Plus de 20 ans après le soutien initial de MSF aux personnes vivant avec le VIH à Arua, d'énormes progrès ont été réalisés en termes de traitement médical de la maladie. Des connaissances accrues et une meilleure gestion clinique, ainsi qu'une meilleure acceptation de la part des patients et de la communauté – même si une certaine stigmatisation persiste – ont permis des progrès significatifs vers la stratégie 95-95-95 de l'ONUSIDA. Selon la dernière évaluation de l’impact du VIH sur la population ougandaise en 2020-2021, 80,9 % de la population ougandaise connaissait son statut sérologique, 96,1 % d’entre eux suivaient un traitement ARV et 92,2 % avaient leur charge virale supprimée. À ce stade, le système immunitaire du patient est renforcé et le risque de transmission de l'infection par le VIH est considérablement réduit. De plus en plus de personnes vivent désormais avec le VIH dans le pays : 1 400 000 personnes en 2022, selon l'ONUSIDA, alors qu'elles étaient 530 000 en 2003. Cela s'explique par une plus grande sensibilisation, davantage de tests et une mortalité plus faible due à la maladie : 14 000 personnes sont mortes du VIH/SIDA en 2022 contre 78 000 en 2003.

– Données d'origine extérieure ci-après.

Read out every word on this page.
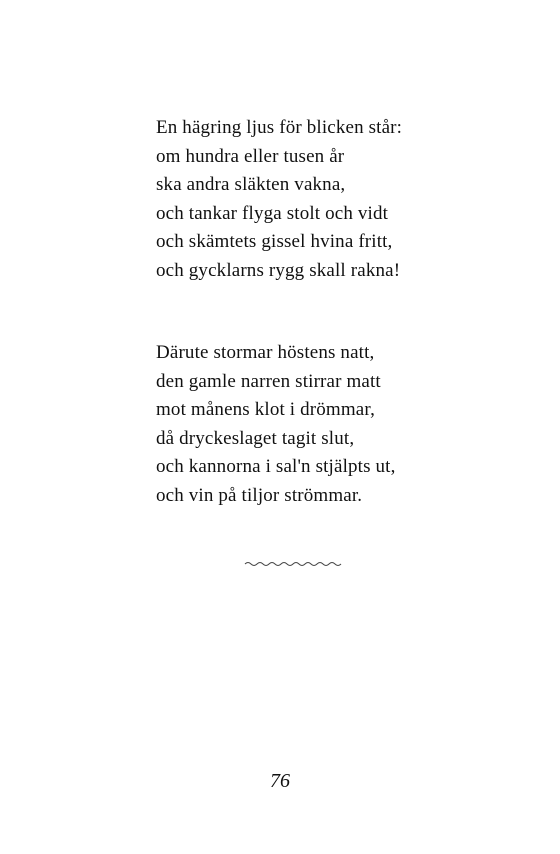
En hägring ljus för blicken står:
om hundra eller tusen år
ska andra släkten vakna,
och tankar flyga stolt och vidt
och skämtets gissel hvina fritt,
och gycklarns rygg skall rakna!
Därute stormar höstens natt,
den gamle narren stirrar matt
mot månens klot i drömmar,
då dryckeslaget tagit slut,
och kannorna i sal'n stjälpts ut,
och vin på tiljor strömmar.
76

Les innovations, principalement dans les modèles de soins et de soutien, apportées au fil des années par MSF, en collaboration avec le ministère de la Santé, dans le district d'Arua, font désormais partie de la stratégie nationale générale pour le diagnostic et les soins médicaux des personnes vivant avec le VIH dans le pays.

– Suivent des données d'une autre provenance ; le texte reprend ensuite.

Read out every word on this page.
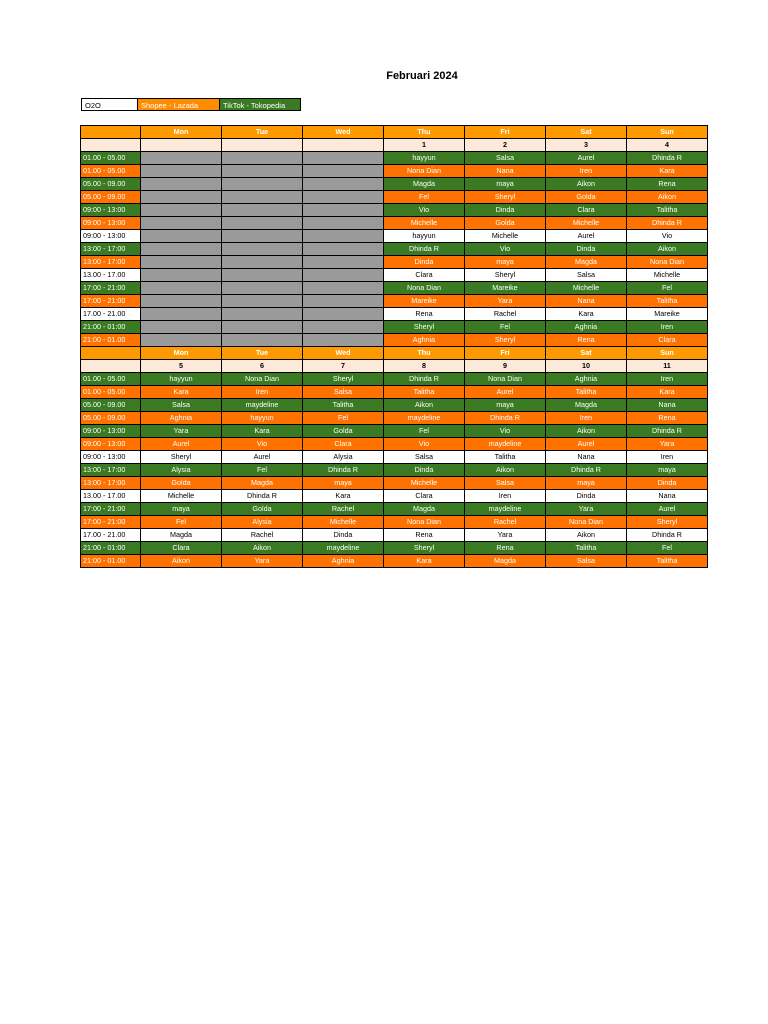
Februari 2024
O2O	Shopee - Lazada	TikTok - Tokopedia
	Mon	Tue	Wed	Thu	Fri	Sat	Sun
				1	2	3	4
01.00 - 05.00				hayyun	Salsa	Aurel	Dhinda R
01.00 - 05.00				Nona Dian	Nana	Iren	Kara
05.00 - 09.00				Magda	maya	Aikon	Rena
05.00 - 09.00				Fel	Sheryl	Golda	Aikon
09:00 - 13:00				Vio	Dinda	Clara	Talitha
09:00 - 13:00				Michelle	Golda	Michelle	Dhinda R
09:00 - 13:00				hayyun	Michelle	Aurel	Vio
13:00 - 17:00				Dhinda R	Vio	Dinda	Aikon
13:00 - 17:00				Dinda	maya	Magda	Nona Dian
13.00 - 17.00				Clara	Sheryl	Salsa	Michelle
17:00 - 21:00				Nona Dian	Mareike	Michelle	Fel
17:00 - 21:00				Mareike	Yara	Nana	Talitha
17.00 - 21.00				Rena	Rachel	Kara	Mareike
21:00 - 01:00				Sheryl	Fel	Aghnia	Iren
21:00 - 01.00				Aghnia	Sheryl	Rena	Clara
	Mon	Tue	Wed	Thu	Fri	Sat	Sun
	5	6	7	8	9	10	11
01.00 - 05.00	hayyun	Nona Dian	Sheryl	Dhinda R	Nona Dian	Aghnia	Iren
01.00 - 05.00	Kara	Iren	Salsa	Talitha	Aurel	Talitha	Kara
05.00 - 09.00	Salsa	maydeline	Talitha	Aikon	maya	Magda	Nana
05.00 - 09.00	Aghnia	hayyun	Fel	maydeline	Dhinda R	Iren	Rena
09:00 - 13:00	Yara	Kara	Golda	Fel	Vio	Aikon	Dhinda R
09:00 - 13:00	Aurel	Vio	Clara	Vio	maydeline	Aurel	Yara
09:00 - 13:00	Sheryl	Aurel	Alysia	Salsa	Talitha	Nana	Iren
13:00 - 17:00	Alysia	Fel	Dhinda R	Dinda	Aikon	Dhinda R	maya
13:00 - 17:00	Golda	Magda	maya	Michelle	Salsa	maya	Dinda
13.00 - 17.00	Michelle	Dhinda R	Kara	Clara	Iren	Dinda	Nana
17:00 - 21:00	maya	Golda	Rachel	Magda	maydeline	Yara	Aurel
17:00 - 21:00	Fel	Alysia	Michelle	Nona Dian	Rachel	Nona Dian	Sheryl
17.00 - 21.00	Magda	Rachel	Dinda	Rena	Yara	Aikon	Dhinda R
21:00 - 01:00	Clara	Aikon	maydeline	Sheryl	Rena	Talitha	Fel
21:00 - 01.00	Aikon	Yara	Aghnia	Kara	Magda	Salsa	Talitha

Par ailleurs, MSF est encore présente en Ouganda où elle gère notamment un centre spécialisé pour adolescents âgés de 10 à 19 ans dans le district de Kasese. Ce projet permet aux adolescents de bénéficier de soins médicaux adaptés à leurs besoins spécifiques, notamment en matière de santé sexuelle et reproductive, avec un accent particulier sur les la maternité, le traitement et la prise en charge du VIH, la drépanocytose, l'accompagnement social et la santé mentale.